I dreaded as many others, leaving elementary school for high school in Pembroke. If it wasn’t tests and exams to worry about, it was the city boys who acted day in and day out like they were superior to us country hicks. After a year or so this distinction ebbed, especially when those country boys began dating the city girls.

THEN I GREW UP – now having to worry about real war instead of cold war. But it was the threat of terrorism, if not nuclear annihilation itself that was always was there, present in one corner of your brain.

It was also very expensive and too inconvenient at times to be married with kids like many were, forfeiting every weekend to take them to hockey or soccer, almost wishing at times for them to be old enough to leave the nest, permitting enough slack to do what you wanted.

There was striking high-fidelity music, I-phones that took pictures and the possibility of travelling to the moon in the not too distant future. There was protests for and against everything you could think of. Even the threat from global warming was concerning if you were to survive long enough to experience its catastrophic effects.

Political awareness induced skepticism and political correctness made words to speak have repercussions unless cautiously thought about.

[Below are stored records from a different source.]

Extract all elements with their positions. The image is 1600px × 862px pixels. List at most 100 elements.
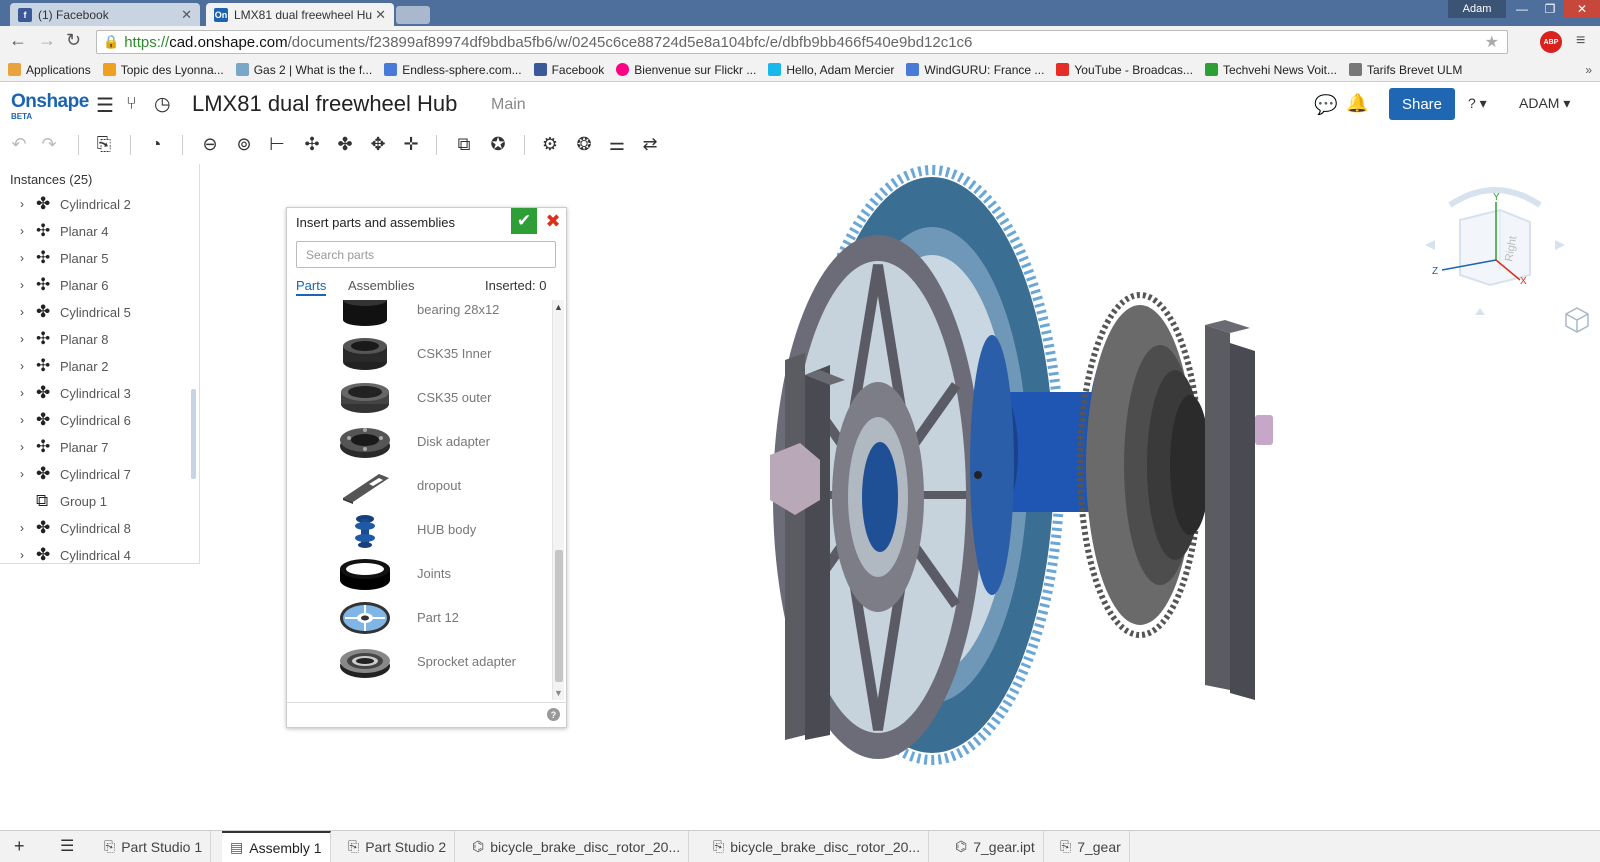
bookmark-gas2[interactable]: Gas 2 | What is the f... [235,63,372,77]
reload-icon[interactable]: ↻ [66,30,81,51]
list-item[interactable]: HUB body [287,508,549,552]
bookmark-vimeo[interactable]: Hello, Adam Mercier [768,63,894,77]
bookmark-flickr[interactable]: Bienvenue sur Flickr ... [616,63,756,77]
add-tab-icon[interactable]: + [14,836,25,857]
window-close-icon[interactable]: ✕ [1564,0,1600,18]
bookmark-techvehi[interactable]: Techvehi News Voit... [1204,63,1337,77]
gear-relation-icon[interactable]: ⚙ [538,132,562,156]
insert-icon[interactable]: ⎘ [92,132,116,156]
list-item[interactable]: Disk adapter [287,420,549,464]
share-button[interactable]: Share [1389,88,1455,120]
view-cube[interactable]: Right Y Z X [1420,180,1570,320]
help-icon[interactable]: ? [547,708,560,721]
instance-item[interactable]: › ✣ Planar 7 [0,435,190,459]
view-rotate-down-icon[interactable] [1475,308,1485,315]
url-field[interactable]: 🔒 https://cad.onshape.com/documents/f238… [96,30,1508,54]
bookmark-tarifs-ulm[interactable]: Tarifs Brevet ULM [1349,63,1462,77]
new-tab-button[interactable] [396,6,430,24]
back-icon[interactable]: ← [9,30,27,51]
replicate-icon[interactable]: ◔ [144,132,168,156]
bookmark-windguru[interactable]: WindGURU: France ... [906,63,1044,77]
instance-item[interactable]: › ✣ Planar 4 [0,219,190,243]
linear-relation-icon[interactable]: ⇄ [638,132,662,156]
search-parts-input[interactable] [296,241,556,268]
tab-part-studio-2[interactable]: ⎘ Part Studio 2 [340,831,456,862]
pin-slot-mate-icon[interactable]: ✥ [366,132,390,156]
tab-7-gear[interactable]: ⎘ 7_gear [1052,831,1130,862]
slider-mate-icon[interactable]: ⊢ [265,132,289,156]
cancel-close-icon[interactable]: ✖ [541,208,565,234]
tab-7-gear-ipt[interactable]: ⌬ 7_gear.ipt [947,831,1044,862]
parts-list-scrollbar[interactable]: ▲ ▼ [552,300,564,700]
close-icon[interactable]: ✕ [375,7,386,23]
onshape-logo[interactable]: Onshape [11,91,89,113]
instance-item[interactable]: › ✤ Cylindrical 8 [0,516,190,540]
chevron-right-icon[interactable]: › [20,413,24,427]
instance-item[interactable]: › ✤ Cylindrical 6 [0,408,190,432]
group-icon[interactable]: ⧉ [452,132,476,156]
bookmark-youtube[interactable]: YouTube - Broadcas... [1056,63,1193,77]
instance-item[interactable]: › ✤ Cylindrical 7 [0,462,190,486]
cassette-sprocket[interactable] [1077,292,1210,638]
rack-pinion-icon[interactable]: ❂ [572,132,596,156]
list-item[interactable]: CSK35 outer [287,376,549,420]
list-item[interactable]: Part 12 [287,596,549,640]
list-item[interactable]: Sprocket adapter [287,640,549,684]
assembly-3d-model[interactable] [760,165,1320,775]
chevron-right-icon[interactable]: › [20,305,24,319]
list-item[interactable]: dropout [287,464,549,508]
adblock-icon[interactable]: ABP [1540,31,1562,53]
tab-brake-disc-rotor-studio[interactable]: ⎘ bicycle_brake_disc_rotor_20... [705,831,930,862]
browser-tab-onshape[interactable]: On LMX81 dual freewheel Hu ✕ [206,3,394,26]
history-icon[interactable]: ◷ [154,93,171,116]
tab-part-studio-1[interactable]: ⎘ Part Studio 1 [96,831,212,862]
view-rotate-right-icon[interactable] [1555,240,1565,250]
workspace-name[interactable]: Main [491,96,526,114]
chevron-right-icon[interactable]: › [20,359,24,373]
browser-tab-facebook[interactable]: f (1) Facebook ✕ [10,3,200,26]
view-rotate-left-icon[interactable] [1425,240,1435,250]
scroll-down-icon[interactable]: ▼ [554,688,563,698]
chevron-right-icon[interactable]: › [20,548,24,562]
ball-mate-icon[interactable]: ✛ [399,132,423,156]
instance-item[interactable]: › ✤ Cylindrical 2 [0,192,190,216]
bookmark-star-icon[interactable]: ★ [1485,32,1499,52]
bookmark-lyonna[interactable]: Topic des Lyonna... [102,63,224,77]
chevron-right-icon[interactable]: › [20,521,24,535]
right-dropout[interactable] [1205,320,1273,700]
instance-item[interactable]: ⧉ Group 1 [0,489,190,513]
document-title[interactable]: LMX81 dual freewheel Hub [192,91,457,117]
tab-assembly-1[interactable]: ▤ Assembly 1 [222,831,331,862]
bookmarks-overflow-icon[interactable]: » [1585,63,1592,77]
chevron-right-icon[interactable]: › [20,278,24,292]
instance-item[interactable]: › ✤ Cylindrical 3 [0,381,190,405]
undo-icon[interactable]: ↶ [7,132,31,156]
browser-menu-icon[interactable]: ≡ [1576,32,1585,50]
screw-relation-icon[interactable]: ⚌ [605,132,629,156]
cylindrical-mate-icon[interactable]: ✤ [333,132,357,156]
revolute-mate-icon[interactable]: ⊚ [232,132,256,156]
chevron-right-icon[interactable]: › [20,251,24,265]
list-item[interactable]: bearing 28x12 [287,300,549,332]
instance-item[interactable]: › ✤ Cylindrical 4 [0,543,190,563]
instance-item[interactable]: › ✤ Cylindrical 5 [0,300,190,324]
user-menu[interactable]: ADAM ▾ [1519,95,1570,112]
instances-scrollbar[interactable] [191,389,196,479]
bookmark-endless-sphere[interactable]: Endless-sphere.com... [384,63,522,77]
chevron-right-icon[interactable]: › [20,386,24,400]
tab-assemblies[interactable]: Assemblies [348,278,414,293]
instance-item[interactable]: › ✣ Planar 5 [0,246,190,270]
redo-icon[interactable]: ↷ [37,132,61,156]
close-icon[interactable]: ✕ [181,7,192,23]
instance-item[interactable]: › ✣ Planar 8 [0,327,190,351]
chevron-right-icon[interactable]: › [20,440,24,454]
help-menu[interactable]: ? ▾ [1468,95,1487,112]
branch-icon[interactable]: ⑂ [126,93,137,114]
instance-item[interactable]: › ✣ Planar 2 [0,354,190,378]
window-user-badge[interactable]: Adam [1448,0,1506,18]
chevron-right-icon[interactable]: › [20,197,24,211]
chevron-right-icon[interactable]: › [20,224,24,238]
scroll-up-icon[interactable]: ▲ [554,302,563,312]
instance-item[interactable]: › ✣ Planar 6 [0,273,190,297]
mate-connector-icon[interactable]: ✪ [486,132,510,156]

Honestly, I really want to give up the present with its designer clothes and designer drugs, credit cards and computer viruses. We have come so far and gained so little. I want to slip back to those great moments in the past; to go to a high school football game, to drive-in movies and to know innocence. I want to Brylcreem my hair and listen to rock n’ roll all day long.

Maybe I will partially! At the Riverdale Social Senior meeting last week, a musical bingo event is in the planning at the Hall and the music genre is ‘Golden Oldies’. I can’t wait!